Before explaining the regular expressions, give an example to illustrate the biggest disadvantage of wildcards. The purpose of the following example is to use wildcards to list files or directories whose first character in the "/etc" directory is capitalized.

Example:
$ cd /etc
$ LANG=POSIX Set the locales to "POSIX" (equivalent to "LANG=C" or "LANG=" to clear all language settings)
$ ls -d [A-Z]* | head -n 5 List the first 5 files or directories whose first character is uppercase using wildcards
ConsoleKit 
DIR_COLORS
Muttrc
DIR_COLORS.xterm 
Muttrc.local  
$ LANG=en_US.UTF-8 Set the locales to "en_US.UTF-8"
$ ls -d [A-Z]* | head -n 5 Repeat the same action once again
bashrc The output is different now.
blkid
bluetooth
bonobo-activation
capi.conf

The above experiments illustrate one of the biggest disadvantages of wildcards, that is, the output of the same command will be different on different machines or environments (different language settings may affect the sorting of wildcards ) .

If the same function is rewritten with ls and grep that supports regular expressions, there will be consistent output results, and no wildcards will affect the output due to different environments.

example:
$ cd /etc
$ LANG=POSIX
$ ls -d * | grep '[A-Z].*' | head -n 5 Use ls with grep to list the first 5 files or directories whose first character is uppercase.
ConsoleKit 
DIR_COLORS
DIR_COLORS.xterm
Muttrc
Muttrc.local  
$ LANG=en_US.UTF-8 Set the locales to "en_US.UTF-8"
$ ls -d * | grep '[A-Z].*' | head -n 5 Test the command again to see the results.
ConsoleKit The results are consistent now
DIR_COLORS
DIR_COLORS.xterm
Muttrc
Muttrc.local

Regular expressions themselves are not difficult, but correctly matching patterns requires experience and practice.

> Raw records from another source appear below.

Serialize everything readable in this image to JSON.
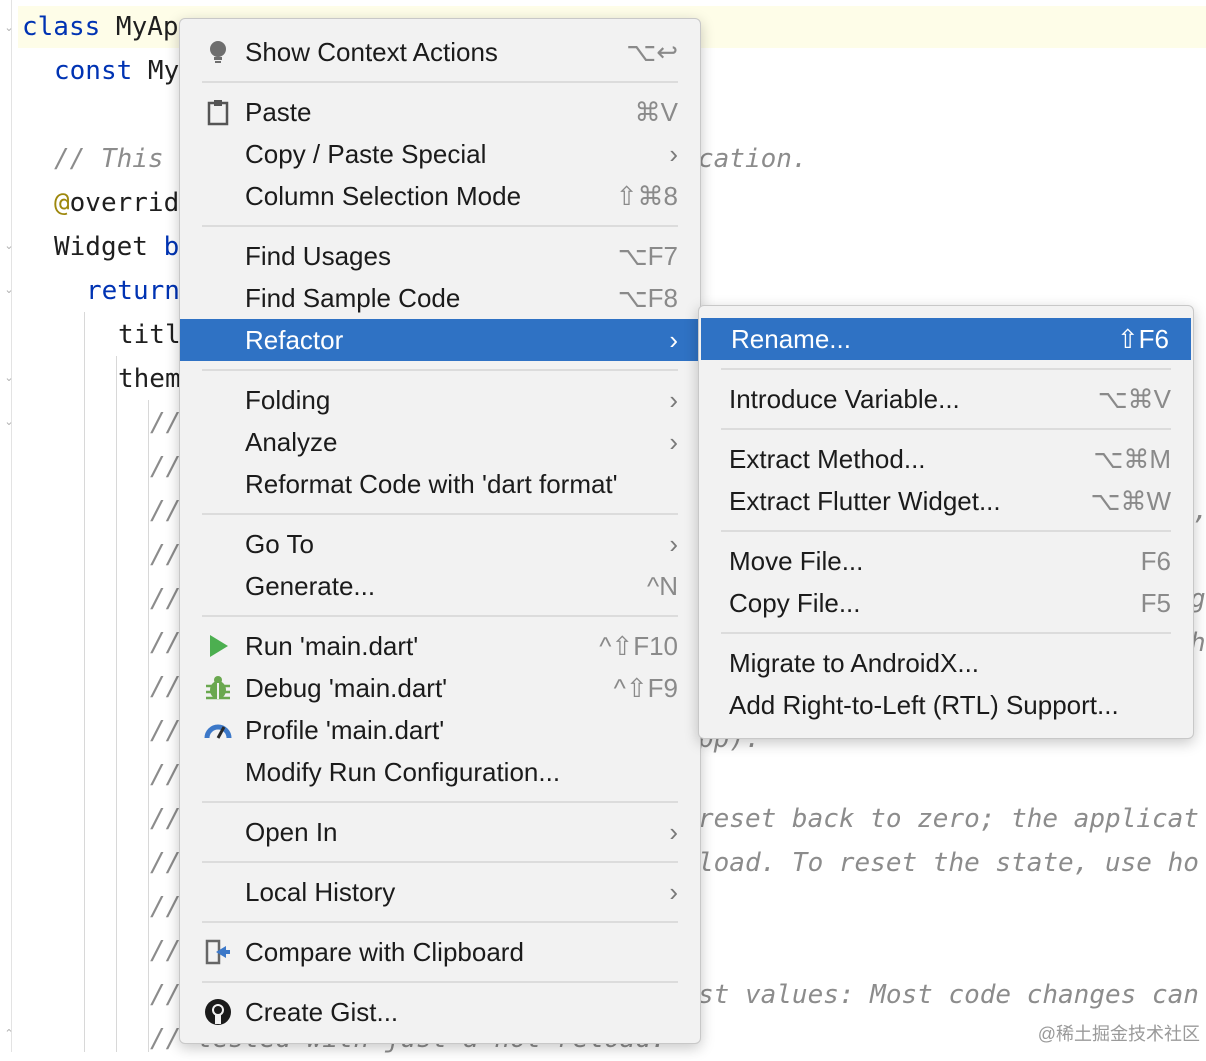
{
  "editor": {
    "lines": [
      {
        "text_a": "class ",
        "text_b": "MyAp"
      },
      {
        "text_a": "const ",
        "text_b": "My"
      },
      {
        "text_a": "// This"
      },
      {
        "text_a": "@",
        "text_b": "overrid"
      },
      {
        "text_a": "Widget ",
        "text_b": "b"
      },
      {
        "text_a": "return"
      },
      {
        "text_a": "titl"
      },
      {
        "text_a": "them"
      }
    ],
    "comment_slash": "//",
    "right_fragments": {
      "cation": "cation.",
      "reset": "reset back to zero; the applicat",
      "load": "load. To reset the state, use ho",
      "values": "st values: Most code changes can",
      "pp": "pp).",
      "g": "g",
      "h": "h",
      "comma": ","
    },
    "bottom_line": "tested with just a hot reload."
  },
  "context_menu": {
    "items": [
      {
        "label": "Show Context Actions",
        "shortcut": "⌥↩",
        "icon": "bulb-icon"
      },
      {
        "label": "Paste",
        "shortcut": "⌘V",
        "icon": "clipboard-icon"
      },
      {
        "label": "Copy / Paste Special",
        "chevron": "›"
      },
      {
        "label": "Column Selection Mode",
        "shortcut": "⇧⌘8"
      },
      {
        "label": "Find Usages",
        "shortcut": "⌥F7"
      },
      {
        "label": "Find Sample Code",
        "shortcut": "⌥F8"
      },
      {
        "label": "Refactor",
        "chevron": "›",
        "selected": true
      },
      {
        "label": "Folding",
        "chevron": "›"
      },
      {
        "label": "Analyze",
        "chevron": "›"
      },
      {
        "label": "Reformat Code with 'dart format'"
      },
      {
        "label": "Go To",
        "chevron": "›"
      },
      {
        "label": "Generate...",
        "shortcut": "^N"
      },
      {
        "label": "Run 'main.dart'",
        "shortcut": "^⇧F10",
        "icon": "run-icon"
      },
      {
        "label": "Debug 'main.dart'",
        "shortcut": "^⇧F9",
        "icon": "debug-icon"
      },
      {
        "label": "Profile 'main.dart'",
        "icon": "profile-icon"
      },
      {
        "label": "Modify Run Configuration..."
      },
      {
        "label": "Open In",
        "chevron": "›"
      },
      {
        "label": "Local History",
        "chevron": "›"
      },
      {
        "label": "Compare with Clipboard",
        "icon": "compare-icon"
      },
      {
        "label": "Create Gist...",
        "icon": "github-icon"
      }
    ]
  },
  "refactor_submenu": {
    "items": [
      {
        "label": "Rename...",
        "shortcut": "⇧F6",
        "selected": true
      },
      {
        "label": "Introduce Variable...",
        "shortcut": "⌥⌘V"
      },
      {
        "label": "Extract Method...",
        "shortcut": "⌥⌘M"
      },
      {
        "label": "Extract Flutter Widget...",
        "shortcut": "⌥⌘W"
      },
      {
        "label": "Move File...",
        "shortcut": "F6"
      },
      {
        "label": "Copy File...",
        "shortcut": "F5"
      },
      {
        "label": "Migrate to AndroidX..."
      },
      {
        "label": "Add Right-to-Left (RTL) Support..."
      }
    ]
  },
  "colors": {
    "selection": "#2f72c4",
    "run": "#4caf50",
    "debug": "#6aa84f",
    "profile": "#3c78c8"
  },
  "watermark": "@稀土掘金技术社区"
}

Regular expressions can be divided into basic regular expressions (RE) and extended regular expressions (ERE).  However, the level of support for regular expressions varies among different software tools. Below are the levels of support for regular expressions in commonly used Unix/Linux tools.

Utility basic regular expressions extended regular expressions
shell    
vi  
locate  
find
grep
sed
awk


^ back on top ^



  
1.1 Basic Regular Expressions (RE/BRE)

Basic Regular Expressions are often abbreviated as regex, RE, BRE or "posix-basic". The basic regular expression is the most basic usage in the regular expression. Generally, if there is no special explanation, the regular expression refers to the basic regular expression; if you use man to check the usage of a certain command , there is support for "regexp" or "regex" or " posix-basic" means that there is support for Basic Regular Expressions.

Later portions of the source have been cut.